Miso-Roasted Salmon Salads
|July 9, 2012||Posted by Lauren Keating under Asian, Fish and Seafood, Lent, Light, Quick Weeknight Meals, Salads|
I’ve been really into miso lately. Until about a month ago, I had never had it in anything other than miso soup, which I’ve always found to be kind of plain and boring. Miso paste, on the other hand, is a different beast altogether. It’s flavor is difficult to describe, but if you’re familiar with the term “umami” this is it. It’s very rich and complex, a little salty, and almost nutty. It might sound silly, but the flavor feels very full and round in your mouth. If you haven’t tried it, you really should! It’s a great way to elevate a few simple ingredients and transform them into a spectacular dish.

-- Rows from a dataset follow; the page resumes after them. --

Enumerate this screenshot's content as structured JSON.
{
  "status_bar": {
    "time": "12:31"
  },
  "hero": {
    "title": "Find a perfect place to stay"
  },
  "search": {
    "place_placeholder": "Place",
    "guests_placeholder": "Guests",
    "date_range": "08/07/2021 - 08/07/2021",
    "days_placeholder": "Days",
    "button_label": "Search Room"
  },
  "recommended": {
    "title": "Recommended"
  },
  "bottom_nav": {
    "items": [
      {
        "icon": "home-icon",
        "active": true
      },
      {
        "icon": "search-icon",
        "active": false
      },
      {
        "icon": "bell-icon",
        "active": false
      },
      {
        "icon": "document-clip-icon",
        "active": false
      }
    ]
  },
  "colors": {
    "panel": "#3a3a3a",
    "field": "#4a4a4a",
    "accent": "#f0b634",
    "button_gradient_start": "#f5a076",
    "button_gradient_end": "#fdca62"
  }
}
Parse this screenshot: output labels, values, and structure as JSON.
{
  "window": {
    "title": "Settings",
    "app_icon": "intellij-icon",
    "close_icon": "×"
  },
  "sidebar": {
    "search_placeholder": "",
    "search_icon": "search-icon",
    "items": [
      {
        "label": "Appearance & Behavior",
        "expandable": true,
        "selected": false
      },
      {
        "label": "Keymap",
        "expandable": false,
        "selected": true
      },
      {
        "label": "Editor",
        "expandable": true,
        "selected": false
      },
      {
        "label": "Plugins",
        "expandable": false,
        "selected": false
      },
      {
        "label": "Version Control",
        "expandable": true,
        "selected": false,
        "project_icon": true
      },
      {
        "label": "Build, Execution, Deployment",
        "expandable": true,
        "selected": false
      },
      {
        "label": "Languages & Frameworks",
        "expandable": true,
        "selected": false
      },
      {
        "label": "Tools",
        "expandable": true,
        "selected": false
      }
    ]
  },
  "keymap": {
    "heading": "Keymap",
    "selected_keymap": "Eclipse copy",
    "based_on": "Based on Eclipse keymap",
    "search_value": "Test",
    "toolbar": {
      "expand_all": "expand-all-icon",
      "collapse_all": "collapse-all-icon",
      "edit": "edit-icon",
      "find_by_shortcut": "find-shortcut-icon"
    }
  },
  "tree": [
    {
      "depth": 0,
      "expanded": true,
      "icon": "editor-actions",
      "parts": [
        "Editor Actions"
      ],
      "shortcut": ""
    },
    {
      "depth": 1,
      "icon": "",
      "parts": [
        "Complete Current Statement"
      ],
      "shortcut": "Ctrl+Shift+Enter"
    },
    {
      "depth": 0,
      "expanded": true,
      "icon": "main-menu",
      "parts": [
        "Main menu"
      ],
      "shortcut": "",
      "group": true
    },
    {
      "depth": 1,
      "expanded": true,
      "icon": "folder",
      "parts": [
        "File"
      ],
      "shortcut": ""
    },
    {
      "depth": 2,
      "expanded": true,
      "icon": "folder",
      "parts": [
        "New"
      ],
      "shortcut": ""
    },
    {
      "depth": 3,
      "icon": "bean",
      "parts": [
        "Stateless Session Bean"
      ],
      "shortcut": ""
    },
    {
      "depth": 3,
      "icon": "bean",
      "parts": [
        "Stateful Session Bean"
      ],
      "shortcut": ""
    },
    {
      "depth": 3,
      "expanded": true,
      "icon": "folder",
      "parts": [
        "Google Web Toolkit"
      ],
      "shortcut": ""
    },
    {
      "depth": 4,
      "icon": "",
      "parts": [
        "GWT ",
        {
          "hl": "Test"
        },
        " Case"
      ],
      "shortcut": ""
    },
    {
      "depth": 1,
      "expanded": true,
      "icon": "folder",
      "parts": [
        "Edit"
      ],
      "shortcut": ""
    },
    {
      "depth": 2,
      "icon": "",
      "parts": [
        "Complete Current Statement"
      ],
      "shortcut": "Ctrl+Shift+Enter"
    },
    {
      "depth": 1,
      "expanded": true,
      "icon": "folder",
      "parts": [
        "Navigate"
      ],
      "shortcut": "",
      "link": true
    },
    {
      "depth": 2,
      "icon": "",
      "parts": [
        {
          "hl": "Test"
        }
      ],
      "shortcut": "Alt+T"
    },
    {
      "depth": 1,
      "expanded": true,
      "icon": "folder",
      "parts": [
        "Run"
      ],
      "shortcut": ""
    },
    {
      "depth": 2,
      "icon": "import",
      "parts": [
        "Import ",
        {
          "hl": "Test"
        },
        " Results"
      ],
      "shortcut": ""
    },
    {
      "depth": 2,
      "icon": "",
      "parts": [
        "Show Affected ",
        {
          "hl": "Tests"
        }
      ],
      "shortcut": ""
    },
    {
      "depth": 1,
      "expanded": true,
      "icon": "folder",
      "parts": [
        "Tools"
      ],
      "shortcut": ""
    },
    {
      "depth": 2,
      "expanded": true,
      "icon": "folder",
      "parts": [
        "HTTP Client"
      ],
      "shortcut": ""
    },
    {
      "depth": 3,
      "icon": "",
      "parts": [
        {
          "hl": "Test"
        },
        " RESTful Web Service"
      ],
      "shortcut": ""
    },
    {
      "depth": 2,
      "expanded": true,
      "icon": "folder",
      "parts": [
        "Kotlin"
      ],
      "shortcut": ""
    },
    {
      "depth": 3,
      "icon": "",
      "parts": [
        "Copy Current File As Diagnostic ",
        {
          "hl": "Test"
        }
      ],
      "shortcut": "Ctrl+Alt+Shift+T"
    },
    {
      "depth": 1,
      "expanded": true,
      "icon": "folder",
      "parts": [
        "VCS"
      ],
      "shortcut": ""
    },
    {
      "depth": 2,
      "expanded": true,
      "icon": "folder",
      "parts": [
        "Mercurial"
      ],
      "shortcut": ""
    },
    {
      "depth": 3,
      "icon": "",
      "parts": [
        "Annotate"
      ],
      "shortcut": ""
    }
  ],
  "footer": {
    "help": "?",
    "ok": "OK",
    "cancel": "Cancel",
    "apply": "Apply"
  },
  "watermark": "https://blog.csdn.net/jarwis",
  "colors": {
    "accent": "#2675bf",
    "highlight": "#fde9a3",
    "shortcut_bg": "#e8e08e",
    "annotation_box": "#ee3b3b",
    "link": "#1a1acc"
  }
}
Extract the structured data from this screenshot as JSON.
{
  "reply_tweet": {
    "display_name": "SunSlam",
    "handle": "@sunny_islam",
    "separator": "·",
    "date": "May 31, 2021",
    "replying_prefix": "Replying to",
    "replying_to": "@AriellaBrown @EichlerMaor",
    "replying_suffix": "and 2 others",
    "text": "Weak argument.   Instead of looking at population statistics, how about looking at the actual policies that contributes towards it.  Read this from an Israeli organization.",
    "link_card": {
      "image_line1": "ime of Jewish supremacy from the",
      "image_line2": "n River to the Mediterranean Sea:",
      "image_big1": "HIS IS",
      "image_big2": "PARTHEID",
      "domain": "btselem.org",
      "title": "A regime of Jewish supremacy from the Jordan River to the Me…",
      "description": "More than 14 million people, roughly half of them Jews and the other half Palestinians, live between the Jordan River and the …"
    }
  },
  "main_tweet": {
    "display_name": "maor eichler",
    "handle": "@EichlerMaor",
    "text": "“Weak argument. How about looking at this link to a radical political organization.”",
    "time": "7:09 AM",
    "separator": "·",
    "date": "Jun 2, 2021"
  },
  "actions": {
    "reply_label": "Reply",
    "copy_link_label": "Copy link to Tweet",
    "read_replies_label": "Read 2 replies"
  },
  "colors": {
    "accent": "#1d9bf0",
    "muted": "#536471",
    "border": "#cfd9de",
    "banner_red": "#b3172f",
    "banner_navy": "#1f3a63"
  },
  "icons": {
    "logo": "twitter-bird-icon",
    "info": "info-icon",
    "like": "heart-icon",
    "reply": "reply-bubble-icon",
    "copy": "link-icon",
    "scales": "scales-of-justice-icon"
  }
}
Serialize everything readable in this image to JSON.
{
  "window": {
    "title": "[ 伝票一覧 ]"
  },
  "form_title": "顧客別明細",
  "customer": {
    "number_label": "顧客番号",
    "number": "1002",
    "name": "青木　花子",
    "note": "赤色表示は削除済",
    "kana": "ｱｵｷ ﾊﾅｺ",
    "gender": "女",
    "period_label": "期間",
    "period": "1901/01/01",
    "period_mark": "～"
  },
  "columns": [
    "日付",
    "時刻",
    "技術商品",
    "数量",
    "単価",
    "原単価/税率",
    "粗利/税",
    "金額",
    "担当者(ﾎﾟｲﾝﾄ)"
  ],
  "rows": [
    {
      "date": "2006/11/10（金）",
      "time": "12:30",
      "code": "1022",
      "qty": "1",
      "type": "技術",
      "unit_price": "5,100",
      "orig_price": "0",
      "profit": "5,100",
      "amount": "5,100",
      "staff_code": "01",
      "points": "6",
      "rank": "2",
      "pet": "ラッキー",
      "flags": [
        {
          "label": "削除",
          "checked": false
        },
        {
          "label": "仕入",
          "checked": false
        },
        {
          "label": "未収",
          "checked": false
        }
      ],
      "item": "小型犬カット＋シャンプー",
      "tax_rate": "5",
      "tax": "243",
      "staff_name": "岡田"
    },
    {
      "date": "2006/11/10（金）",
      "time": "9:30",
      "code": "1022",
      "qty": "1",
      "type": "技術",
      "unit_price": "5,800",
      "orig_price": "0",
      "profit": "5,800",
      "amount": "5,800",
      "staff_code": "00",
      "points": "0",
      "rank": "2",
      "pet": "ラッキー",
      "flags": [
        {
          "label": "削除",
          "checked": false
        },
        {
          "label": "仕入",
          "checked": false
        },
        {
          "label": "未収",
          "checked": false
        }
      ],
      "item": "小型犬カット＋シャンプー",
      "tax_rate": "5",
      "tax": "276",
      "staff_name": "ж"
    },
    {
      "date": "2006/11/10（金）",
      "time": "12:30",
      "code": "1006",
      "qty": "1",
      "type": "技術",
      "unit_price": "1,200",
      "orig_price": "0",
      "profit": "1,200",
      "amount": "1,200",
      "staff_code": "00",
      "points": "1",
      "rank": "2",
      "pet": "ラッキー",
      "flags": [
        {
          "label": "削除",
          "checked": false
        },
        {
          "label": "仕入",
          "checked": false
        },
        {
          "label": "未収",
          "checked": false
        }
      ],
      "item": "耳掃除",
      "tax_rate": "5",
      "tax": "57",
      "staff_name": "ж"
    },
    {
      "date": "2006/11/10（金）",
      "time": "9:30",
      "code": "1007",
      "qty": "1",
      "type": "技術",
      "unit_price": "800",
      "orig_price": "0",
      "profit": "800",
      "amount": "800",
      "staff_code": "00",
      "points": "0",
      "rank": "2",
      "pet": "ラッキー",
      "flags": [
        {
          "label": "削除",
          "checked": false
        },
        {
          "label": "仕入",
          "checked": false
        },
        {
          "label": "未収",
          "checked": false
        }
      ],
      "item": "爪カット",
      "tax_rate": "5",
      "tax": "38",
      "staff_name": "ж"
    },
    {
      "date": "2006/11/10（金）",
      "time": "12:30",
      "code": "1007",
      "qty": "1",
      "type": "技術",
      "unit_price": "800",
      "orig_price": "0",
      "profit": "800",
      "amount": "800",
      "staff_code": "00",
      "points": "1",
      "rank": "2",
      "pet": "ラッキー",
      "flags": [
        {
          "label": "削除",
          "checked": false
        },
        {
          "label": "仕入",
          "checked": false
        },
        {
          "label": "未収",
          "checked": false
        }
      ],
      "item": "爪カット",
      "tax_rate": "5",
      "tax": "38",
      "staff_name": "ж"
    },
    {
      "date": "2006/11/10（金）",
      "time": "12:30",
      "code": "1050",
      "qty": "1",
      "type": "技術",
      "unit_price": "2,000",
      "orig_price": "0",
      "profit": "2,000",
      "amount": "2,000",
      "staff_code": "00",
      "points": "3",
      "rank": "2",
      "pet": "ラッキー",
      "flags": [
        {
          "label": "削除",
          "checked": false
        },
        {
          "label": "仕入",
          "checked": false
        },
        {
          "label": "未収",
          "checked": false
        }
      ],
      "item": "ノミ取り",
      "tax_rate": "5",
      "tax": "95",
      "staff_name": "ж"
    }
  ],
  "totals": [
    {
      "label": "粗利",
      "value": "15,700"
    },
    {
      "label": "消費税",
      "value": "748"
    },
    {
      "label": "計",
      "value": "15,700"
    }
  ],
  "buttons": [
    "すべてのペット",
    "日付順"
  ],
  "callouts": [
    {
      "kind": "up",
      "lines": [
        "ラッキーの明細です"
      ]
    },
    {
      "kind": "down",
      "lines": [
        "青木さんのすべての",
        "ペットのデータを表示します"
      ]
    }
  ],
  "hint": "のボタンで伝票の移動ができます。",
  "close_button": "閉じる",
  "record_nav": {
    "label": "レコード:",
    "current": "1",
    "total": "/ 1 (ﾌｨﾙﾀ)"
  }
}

Stir some into your mashed potatoes. They’ll be the best mashed potatoes you’ve ever eaten. Or give this salad a try. It relies on just a few simple ingredients – salmon, asparagus, beets, oranges, and a few other items I unearthed while cleaning out the fridge – but the silky miso vinaigrette makes it rich and luxurious.
Miso Roasted Salmon Salad
Yields 2 entree salads
Prep Time: 20 minutes; Total Time: 20 minutes
Miso roasted salmon goes great with just about any vegetables that you have waiting to be used up. Try adding thinly sliced cucumber or sugar snap peas for a light and fresh flavor or roasted beets for earthiness. Wonton chips or chow mein noodles add the perfect crunch.
- 2 Tablespoons White Miso
- 1/4 cup Sake
- 2 Oranges, juiced (about 1/2 cup)
- 2 Tablespoons Soy Sauce
- 1 Tablespoon Honey
- 1 Tablespoon grated Fresh Ginger
- 2 teaspoonsSesame Oil
- 2 Tablespoons Rice Wine Vinegar
- 1 teaspoon Black Sesame Seeds
- 1 6-ounce Salmon Filet
- 1/2 pound White Asparagus, cut into 1-inch pieces
- 2 cups Spring Mix, or other lettuce blend
- 2 Carrots, shredded
- 2 Roasted Beets, cut into eighths
- Wonton Chips or Chow Mein Noodles
- Heat oven to 400F. In a small bowl, whisk together the miso, sake, orange juice, honey, and ginger. Place salmon and asparagus in a small baking dish. Pour 1/3 cup of the miso mixture over the top. Bake for 10 minutes, or until the fish is just cooked through. Use the side of a fork to gently shred the salmon into large flakes.
- Whisk the sesame oil, rice wine vinegar, and sesame seeds into the reserved miso mixture. Season to taste with additional rice wine vinegar or soy sauce as needed.
- Combine the lettuce, asparagus, carrot, and beets in a large salad bowl. Toss with the dressing. Top with salmon flakes and wonton chips.